La faute à la guerre de 14.

Sur recommandation de l’Agence nationale de sécurité sanitaire (Anses), les préfets du Nord et du Pas-de-Calais vont prendre des arrêtés de restriction de la consommation d’eau pour les nourrissons de moins de 6 mois et les femmes enceintes et allaitantes sur le territoire régional, indique la préfecture régionale dans un communiqué.

A l’origine de cette décision, une trop forte concentration d'ions perchlorates dans l’eau potable régionale. En cause: probablement les munitions utilisées lors du premier conflit mondial. Les zones contaminées correspondent à l’ancienne ligne de front qui courait du plateau d’Artois à la plaine de Flandre, indique l’Agence régionale de la santé (ARS) dans un communiqué.

544 communes sont concernées par le phénomène. La liste est mise en ligne sur le site de l’ARS. Par ailleurs, chaque distributeur devra informer ses clients sur la situation de sa commune.

Soulignant l’absence de «signal sanitaire» à l’origine de cette décision, les autorités affirment vouloir simplement appliquer le principe de précaution.

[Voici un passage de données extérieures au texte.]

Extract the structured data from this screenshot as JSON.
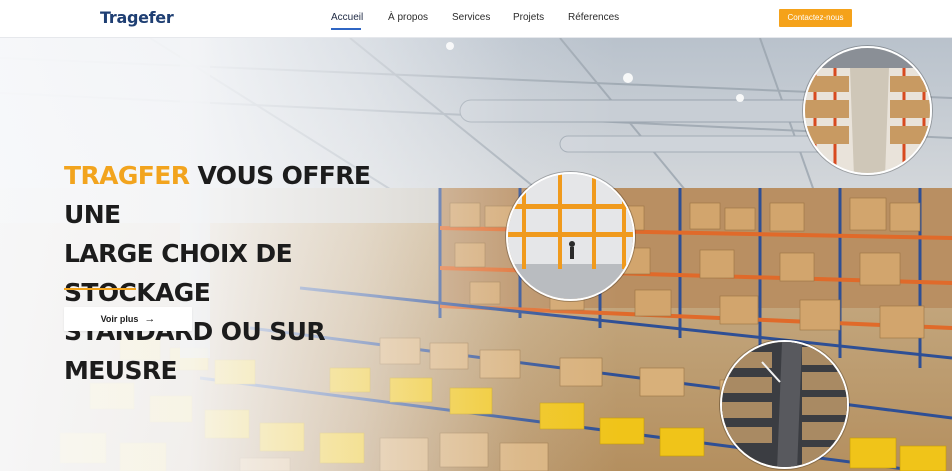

Selon les autorités locales, la population à risque est composée de 10.000 nourrissons de moins de 6 mois et 5.000 femmes enceintes ou allaitantes.

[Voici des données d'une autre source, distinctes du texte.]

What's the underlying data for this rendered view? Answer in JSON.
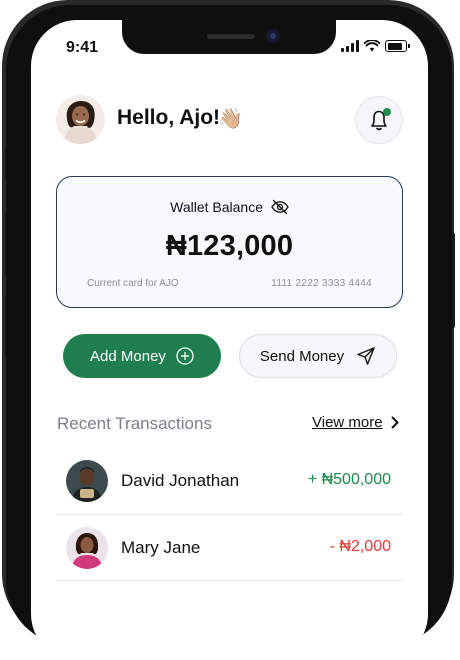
{
  "status_bar": {
    "time": "9:41"
  },
  "header": {
    "greeting": "Hello, Ajo!",
    "wave_icon": "👋🏼",
    "notification_icon": "bell-icon"
  },
  "wallet": {
    "label": "Wallet Balance",
    "amount": "₦123,000",
    "card_holder": "Current card for AJO",
    "card_number": "1111 2222 3333 4444",
    "visibility_icon": "eye-off-icon"
  },
  "actions": {
    "add_money": "Add Money",
    "send_money": "Send Money"
  },
  "transactions": {
    "title": "Recent Transactions",
    "view_more": "View more",
    "items": [
      {
        "name": "David Jonathan",
        "amount": "+ ₦500,000",
        "color": "#1f8a4c"
      },
      {
        "name": "Mary Jane",
        "amount": "- ₦2,000",
        "color": "#e53935"
      }
    ]
  },
  "colors": {
    "primary": "#1e7e4e",
    "card_border": "#263b53",
    "credit": "#1f8a4c",
    "debit": "#e53935"
  }
}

Le perchlorate d’ammonium n’est classé cancérogène ou mutagène par aucun organisme international. A ce jour, même si les études épidémiologiques ne permettent pas de conclure à une relation causale entre une exposition environnementale aux perchlorates et des effets sur la fonction thyroïdienne, le perchlorate peut induire une diminution de l’absorption d’iode qui pourrait, elle-même, entraîner un déficit en hormones thyroïdiennes.

Compte tenu de ces incertitudes, le ministère de la santé préconise de ne pas consommer l’eau du robinet si la teneur en perchlorates dépasse 4 microgrammes par litre pour les nourrissons de moins de 6 mois,?et 15 µg/l pour les femmes enceintes et allaitantes.

Au mois d’août dernier, semblable alerte avait été déclenchée par l’ARS francilienne pour 9 communes du département du Val-de-Marne.